Cependant la princesse la toucha du doigt et fut sur le point de pleurer.
- Oh! papa, cria-t-elle, quelle horreur, elle n'est pas artificielle, c'est une vraie !
- Fi donc ! s'exclamèrent toutes ces dames, c'est une vraie !
- Avant de nous fâcher, regardons ce qu'il y a dans la deuxième boîte, opina l'empereur.
Alors le rossignol apparut et il se mit à chanter si divinement que tout d'abord on ne trouva pas de critique à lui faire.
- Superbe ! charmant ! * s'écrièrent toutes les dames de la cour, car elles parlaient toutes français, l'une plus mal que l'autre du reste.
- Comme cet oiseau me rappelle la boîte à musique de notre défunte impératrice! dit un vieux gentilhomme. Mais oui, c'est tout à fait la même manière, la même diction musicale !
- Eh oui ! dit l'empereur. Et il se mit à pleurer comme un enfant.
- Mais au moins j'espère que ce n'est pas un vrai, dit la princesse.

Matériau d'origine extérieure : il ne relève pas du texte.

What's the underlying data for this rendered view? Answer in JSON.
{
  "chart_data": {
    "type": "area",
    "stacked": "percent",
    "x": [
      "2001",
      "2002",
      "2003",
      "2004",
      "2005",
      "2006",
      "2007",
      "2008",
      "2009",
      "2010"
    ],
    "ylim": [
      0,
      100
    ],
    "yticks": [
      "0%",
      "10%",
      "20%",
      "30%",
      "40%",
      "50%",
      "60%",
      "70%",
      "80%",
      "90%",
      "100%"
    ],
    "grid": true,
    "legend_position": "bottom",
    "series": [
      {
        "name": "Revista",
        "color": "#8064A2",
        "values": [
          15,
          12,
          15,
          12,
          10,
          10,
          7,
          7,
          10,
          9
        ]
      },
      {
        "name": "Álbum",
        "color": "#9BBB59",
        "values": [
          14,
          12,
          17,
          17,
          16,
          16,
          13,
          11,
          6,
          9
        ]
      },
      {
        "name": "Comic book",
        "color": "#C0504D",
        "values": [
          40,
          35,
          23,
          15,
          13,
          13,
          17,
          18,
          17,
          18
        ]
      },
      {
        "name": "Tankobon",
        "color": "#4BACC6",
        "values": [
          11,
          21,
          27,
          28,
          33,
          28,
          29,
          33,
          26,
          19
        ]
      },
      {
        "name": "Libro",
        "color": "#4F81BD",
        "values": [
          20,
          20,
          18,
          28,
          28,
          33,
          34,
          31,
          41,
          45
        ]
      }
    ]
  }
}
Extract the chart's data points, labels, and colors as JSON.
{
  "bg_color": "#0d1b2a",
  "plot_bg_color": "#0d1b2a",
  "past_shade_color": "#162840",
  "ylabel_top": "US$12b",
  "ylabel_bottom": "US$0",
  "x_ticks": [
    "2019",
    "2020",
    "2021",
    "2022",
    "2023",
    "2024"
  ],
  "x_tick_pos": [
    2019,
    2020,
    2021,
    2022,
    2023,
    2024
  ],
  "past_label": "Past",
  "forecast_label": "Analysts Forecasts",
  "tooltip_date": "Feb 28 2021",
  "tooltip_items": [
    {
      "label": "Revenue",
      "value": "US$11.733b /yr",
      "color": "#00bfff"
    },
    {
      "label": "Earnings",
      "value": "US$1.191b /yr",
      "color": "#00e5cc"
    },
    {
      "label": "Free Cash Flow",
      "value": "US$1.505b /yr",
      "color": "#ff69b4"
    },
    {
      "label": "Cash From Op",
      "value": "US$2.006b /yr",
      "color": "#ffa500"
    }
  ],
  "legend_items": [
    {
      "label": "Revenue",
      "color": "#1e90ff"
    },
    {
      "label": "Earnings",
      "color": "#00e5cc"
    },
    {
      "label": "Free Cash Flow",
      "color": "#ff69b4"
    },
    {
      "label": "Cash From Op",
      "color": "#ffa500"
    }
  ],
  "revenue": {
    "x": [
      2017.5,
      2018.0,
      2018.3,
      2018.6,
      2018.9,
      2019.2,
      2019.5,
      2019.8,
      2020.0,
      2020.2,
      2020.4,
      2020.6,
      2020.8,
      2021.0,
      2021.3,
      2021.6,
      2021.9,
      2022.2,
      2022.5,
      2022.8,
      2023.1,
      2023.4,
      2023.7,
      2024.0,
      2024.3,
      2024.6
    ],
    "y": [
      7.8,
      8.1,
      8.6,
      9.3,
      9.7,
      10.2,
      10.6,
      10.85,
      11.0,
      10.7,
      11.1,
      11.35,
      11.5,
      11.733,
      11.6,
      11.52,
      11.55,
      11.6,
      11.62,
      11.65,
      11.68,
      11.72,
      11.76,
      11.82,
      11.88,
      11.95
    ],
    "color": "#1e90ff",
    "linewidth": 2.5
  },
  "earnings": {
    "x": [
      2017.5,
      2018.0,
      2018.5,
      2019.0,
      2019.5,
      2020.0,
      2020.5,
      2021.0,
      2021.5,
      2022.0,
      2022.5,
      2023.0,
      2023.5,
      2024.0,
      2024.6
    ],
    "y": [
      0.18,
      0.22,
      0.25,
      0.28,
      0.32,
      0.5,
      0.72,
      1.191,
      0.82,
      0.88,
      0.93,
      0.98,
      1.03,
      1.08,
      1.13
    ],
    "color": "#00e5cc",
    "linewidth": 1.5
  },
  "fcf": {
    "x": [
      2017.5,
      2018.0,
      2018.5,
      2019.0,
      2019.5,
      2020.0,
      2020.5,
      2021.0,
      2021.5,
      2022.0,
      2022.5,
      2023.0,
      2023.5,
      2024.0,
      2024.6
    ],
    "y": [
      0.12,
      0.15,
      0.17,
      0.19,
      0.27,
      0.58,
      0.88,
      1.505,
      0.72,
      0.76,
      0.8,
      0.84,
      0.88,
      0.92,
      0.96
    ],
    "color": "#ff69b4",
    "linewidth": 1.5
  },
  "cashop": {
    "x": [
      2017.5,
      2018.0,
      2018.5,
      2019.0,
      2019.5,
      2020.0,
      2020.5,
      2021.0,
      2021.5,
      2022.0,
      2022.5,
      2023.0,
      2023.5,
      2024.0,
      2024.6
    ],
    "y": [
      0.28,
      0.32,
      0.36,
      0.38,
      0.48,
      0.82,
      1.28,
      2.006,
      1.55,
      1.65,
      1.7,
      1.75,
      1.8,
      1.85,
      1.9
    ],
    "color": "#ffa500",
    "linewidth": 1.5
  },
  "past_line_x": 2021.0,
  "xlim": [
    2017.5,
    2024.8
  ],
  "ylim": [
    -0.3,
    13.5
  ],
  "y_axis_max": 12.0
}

- Mais si, c'est un véritable oiseau, affirmèrent ceux qui l'avaient apporté.
- Ah ! alors qu'il s'envole, commanda la princesse. Et elle ne voulut pour rien au monde recevoir le prince.
Mais lui ne se laissa pas décourager, il se barbouilla le visage de brun et de noir, enfonça sa casquette sur sa tête et alla frapper là-bas.
- Bonjour, empereur ! dit-il, ne pourrais-je pas trouver du travail au château ?
- Euh ! il y en a tant qui demandent, répondit l'empereur, mais, écoutez ... je cherche un valet pour garder les cochons car nous en avons beaucoup.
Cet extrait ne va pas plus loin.